Vu l’ordonnance du 17 Juin 2025 à 15h30 notifiée le même jour à la même heure, du magistrat du siège du tribunal judiciaire de Perpignan chargé du contrôle des mesures privatives et restrictives de libertés qui a décidé de prolonger la rétention administrative pour une durée maximale de vingt-six jours.

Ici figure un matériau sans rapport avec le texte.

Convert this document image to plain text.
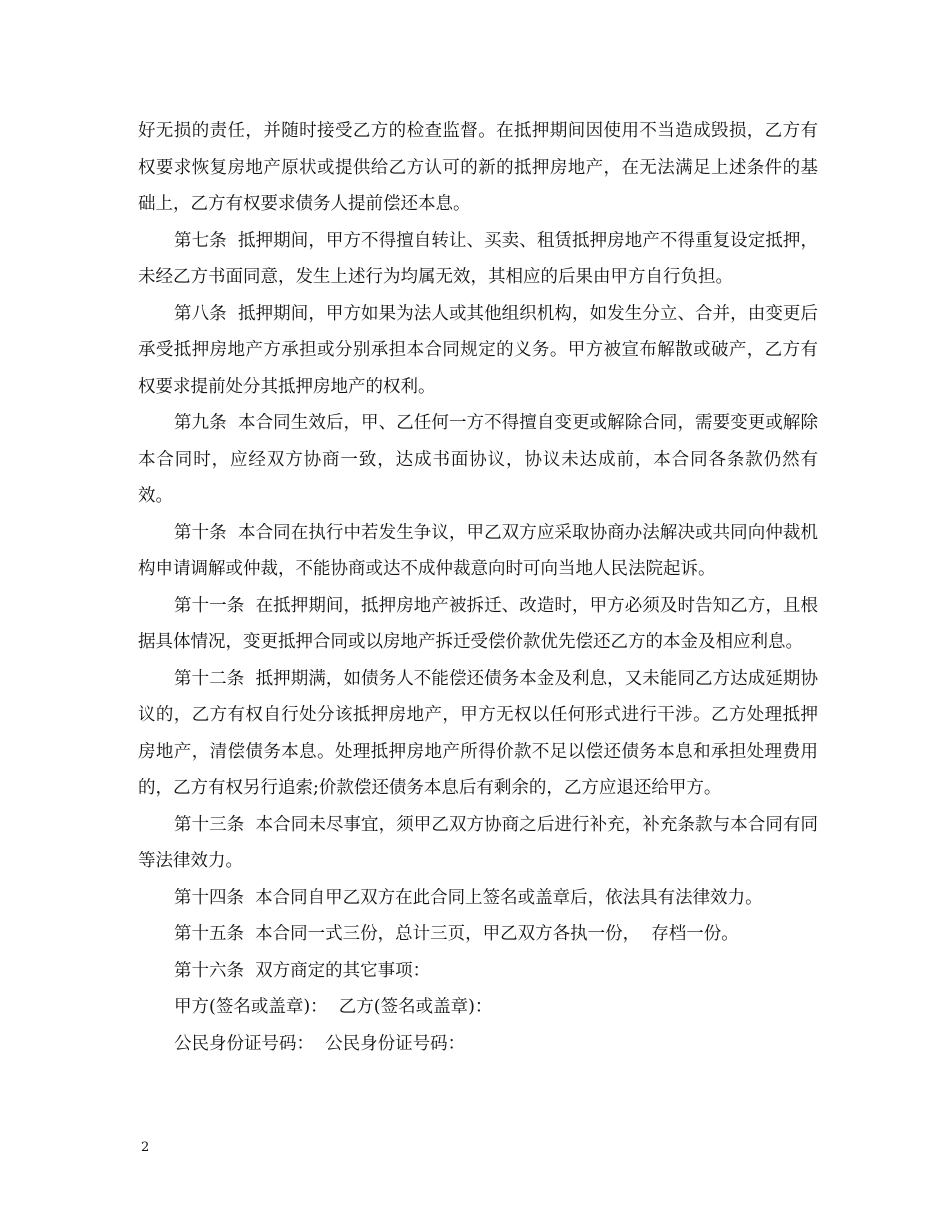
好无损的责任，并随时接受乙方的检查监督。在抵押期间因使用不当造成毁损，乙方有权要求恢复房地产原状或提供给乙方认可的新的抵押房地产，在无法满足上述条件的基础上，乙方有权要求债务人提前偿还本息。

第七条  抵押期间，甲方不得擅自转让、买卖、租赁抵押房地产不得重复设定抵押，未经乙方书面同意，发生上述行为均属无效，其相应的后果由甲方自行负担。

第八条  抵押期间，甲方如果为法人或其他组织机构，如发生分立、合并，由变更后承受抵押房地产方承担或分别承担本合同规定的义务。甲方被宣布解散或破产，乙方有权要求提前处分其抵押房地产的权利。

第九条  本合同生效后，甲、乙任何一方不得擅自变更或解除合同，需要变更或解除本合同时，应经双方协商一致，达成书面协议，协议未达成前，本合同各条款仍然有效。

第十条  本合同在执行中若发生争议，甲乙双方应采取协商办法解决或共同向仲裁机构申请调解或仲裁，不能协商或达不成仲裁意向时可向当地人民法院起诉。

第十一条  在抵押期间，抵押房地产被拆迁、改造时，甲方必须及时告知乙方，且根据具体情况，变更抵押合同或以房地产拆迁受偿价款优先偿还乙方的本金及相应利息。

第十二条  抵押期满，如债务人不能偿还债务本金及利息，又未能同乙方达成延期协议的，乙方有权自行处分该抵押房地产，甲方无权以任何形式进行干涉。乙方处理抵押房地产，清偿债务本息。处理抵押房地产所得价款不足以偿还债务本息和承担处理费用的，乙方有权另行追索;价款偿还债务本息后有剩余的，乙方应退还给甲方。

第十三条  本合同未尽事宜，须甲乙双方协商之后进行补充，补充条款与本合同有同等法律效力。

第十四条  本合同自甲乙双方在此合同上签名或盖章后，依法具有法律效力。

第十五条  本合同一式三份，总计三页，甲乙双方各执一份，  存档一份。

第十六条  双方商定的其它事项：

甲方(签名或盖章)：  乙方(签名或盖章)：

公民身份证号码：  公民身份证号码：

2
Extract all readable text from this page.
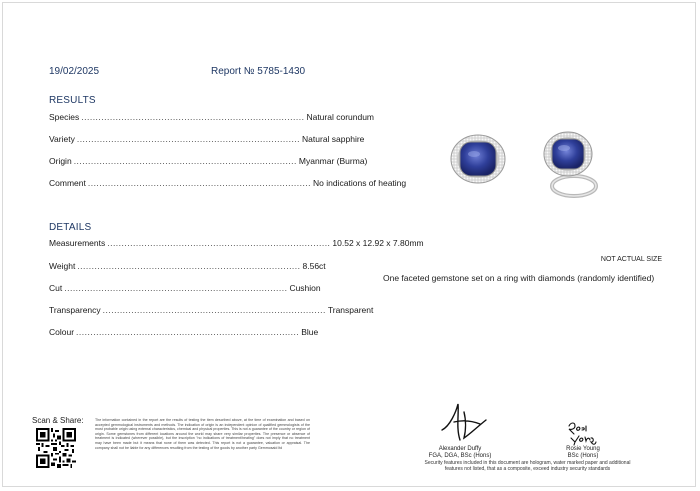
19/02/2025	Report № 5785-1430
RESULTS
Species .............................................................................. Natural corundum
Variety .............................................................................. Natural sapphire
Origin .............................................................................. Myanmar (Burma)
Comment .............................................................................. No indications of heating
DETAILS
Measurements .............................................................................. 10.52 x 12.92 x 7.80mm
Weight .............................................................................. 8.56ct
Cut .............................................................................. Cushion
Transparency .............................................................................. Transparent
Colour .............................................................................. Blue
NOT ACTUAL SIZE
One faceted gemstone set on a ring with diamonds (randomly identified)
Scan & Share:	The information contained in the report are the results of testing the item described above, at the time of examination and based on accepted gemmological instruments and methods. The indication of origin is an independent opinion of qualified gemmologists of the most probable origin using external characteristics, chemical and physical properties. This is not a guarantee of the country or region of origin. Some gemstones from different locations around the world may share very similar properties. The presence or absence of treatment is indicated (wherever possible), but the inscription "no indications of treatment/heating" does not imply that no treatment may have been made but it means that none of them was detected. This report is not a guarantee, valuation or appraisal. The company shall not be liable for any differences resulting from the testing of the goods by another party Gemmosaid ltd	Alexander Duffy
FGA, DGA, BSc (Hons)
Rosie Young
BSc (Hons)
Security features included in this document are hologram, water marked paper and additional features not listed, that as a composite, exceed industry security standards
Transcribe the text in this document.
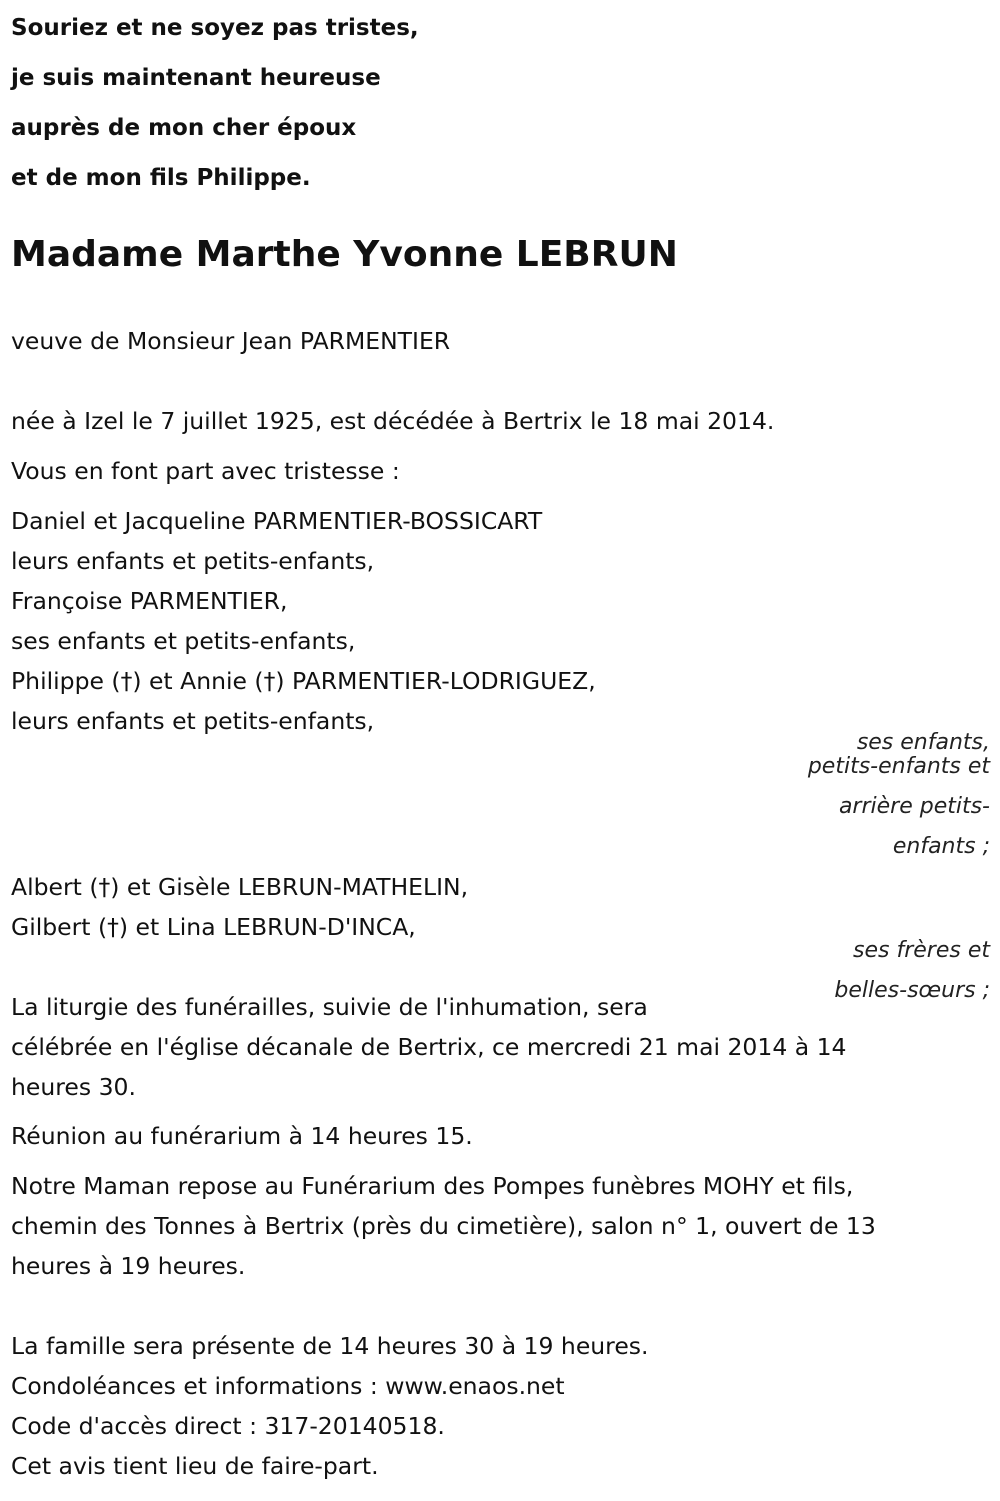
Souriez et ne soyez pas tristes,

je suis maintenant heureuse

auprès de mon cher époux

et de mon fils Philippe.

Madame Marthe Yvonne LEBRUN

veuve de Monsieur Jean PARMENTIER

née à Izel le 7 juillet 1925, est décédée à Bertrix le 18 mai 2014.

Vous en font part avec tristesse :

Daniel et Jacqueline PARMENTIER-BOSSICART

leurs enfants et petits-enfants,

Françoise PARMENTIER,

ses enfants et petits-enfants,

Philippe (†) et Annie (†) PARMENTIER-LODRIGUEZ,

leurs enfants et petits-enfants,

ses enfants,
petits-enfants et
arrière petits-
enfants ;

Albert (†) et Gisèle LEBRUN-MATHELIN,

Gilbert (†) et Lina LEBRUN-D'INCA,

ses frères et
belles-sœurs ;

La liturgie des funérailles, suivie de l'inhumation, sera

célébrée en l'église décanale de Bertrix, ce mercredi 21 mai 2014 à 14

heures 30.

Réunion au funérarium à 14 heures 15.

Notre Maman repose au Funérarium des Pompes funèbres MOHY et fils,

chemin des Tonnes à Bertrix (près du cimetière), salon n° 1, ouvert de 13

heures à 19 heures.

La famille sera présente de 14 heures 30 à 19 heures.

Condoléances et informations : www.enaos.net

Code d'accès direct : 317-20140518.

Cet avis tient lieu de faire-part.
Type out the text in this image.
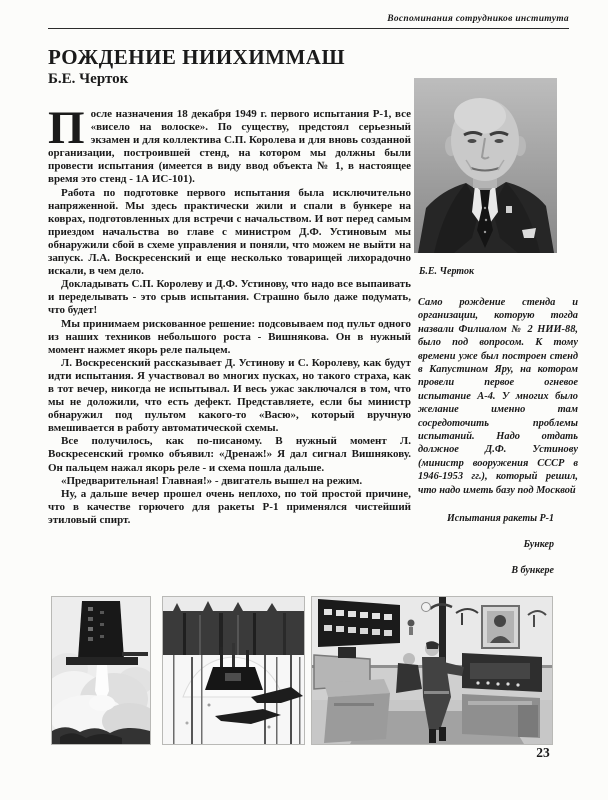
Воспоминания сотрудников института
РОЖДЕНИЕ НИИХИММАШ
Б.Е. Черток

После назначения 18 декабря 1949 г. первого испытания Р-1, все «висело на волоске». По существу, предстоял серьезный экзамен и для коллектива С.П. Королева и для вновь созданной организации, построившей стенд, на котором мы должны были провести испытания (имеется в виду ввод объекта № 1, в настоящее время это стенд - 1А ИС-101).

Работа по подготовке первого испытания была исключительно напряженной. Мы здесь практически жили и спали в бункере на коврах, подготовленных для встречи с начальством. И вот перед самым приездом начальства во главе с министром Д.Ф. Устиновым мы обнаружили сбой в схеме управления и поняли, что можем не выйти на запуск. Л.А. Воскресенский и еще несколько товарищей лихорадочно искали, в чем дело.

Докладывать С.П. Королеву и Д.Ф. Устинову, что надо все выпаивать и переделывать - это срыв испытания. Страшно было даже подумать, что будет!

Мы принимаем рискованное решение: подсовываем под пульт одного из наших техников небольшого роста - Вишнякова. Он в нужный момент нажмет якорь реле пальцем.

Л. Воскресенский рассказывает Д. Устинову и С. Королеву, как будут идти испытания. Я участвовал во многих пусках, но такого страха, как в тот вечер, никогда не испытывал. И весь ужас заключался в том, что мы не доложили, что есть дефект. Представляете, если бы министр обнаружил под пультом какого-то «Васю», который вручную вмешивается в работу автоматической схемы.

Все получилось, как по-писаному. В нужный момент Л. Воскресенский громко объявил: «Дренаж!» Я дал сигнал Вишнякову. Он пальцем нажал якорь реле - и схема пошла дальше.

«Предварительная! Главная!» - двигатель вышел на режим.

Ну, а дальше вечер прошел очень неплохо, по той простой причине, что в качестве горючего для ракеты Р-1 применялся чистейший этиловый спирт.

Б.Е. Черток
Само рождение стенда и организации, которую тогда назвали Филиалом № 2 НИИ-88, было под вопросом. К тому времени уже был построен стенд в Капустином Яру, на котором провели первое огневое испытание А-4. У многих было желание именно там сосредоточить проблемы испытаний. Надо отдать должное Д.Ф. Устинову (министр вооружения СССР в 1946-1953 гг.), который решил, что надо иметь базу под Москвой
Испытания ракеты Р-1
Бункер
В бункере
23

Vu la déclaration d’appel faite le 18 Juin 2025 par Monsieur [E] [S] [R], du centre de rétention administrative de [6], transmise au greffe de la cour d’appel de Montpellier le même jour à 15h19.
Vu les courriels adressés le 18 Juin 2025 à Monsieur le Préfet du [Localité 7], à l’intéressé, à son conseil, et au Ministère Public les informant que l’audience sera tenue le 19 Juin 2025 à 11 H 00.
L’avocat et l’appelant, qui ont pu préalablement prendre connaissance de la procédure, se sont entretenus, librement, dans le box dédié du centre de rétention administrative de [6], les portes de la salle étant fermées pour assurer la confidentialité de l’entretien, en la seule présence de l’interprète , et ce, sur le temps de l’audience fixée, avec l’accord du délégué du premier président de la cour d’appel de Montpellier.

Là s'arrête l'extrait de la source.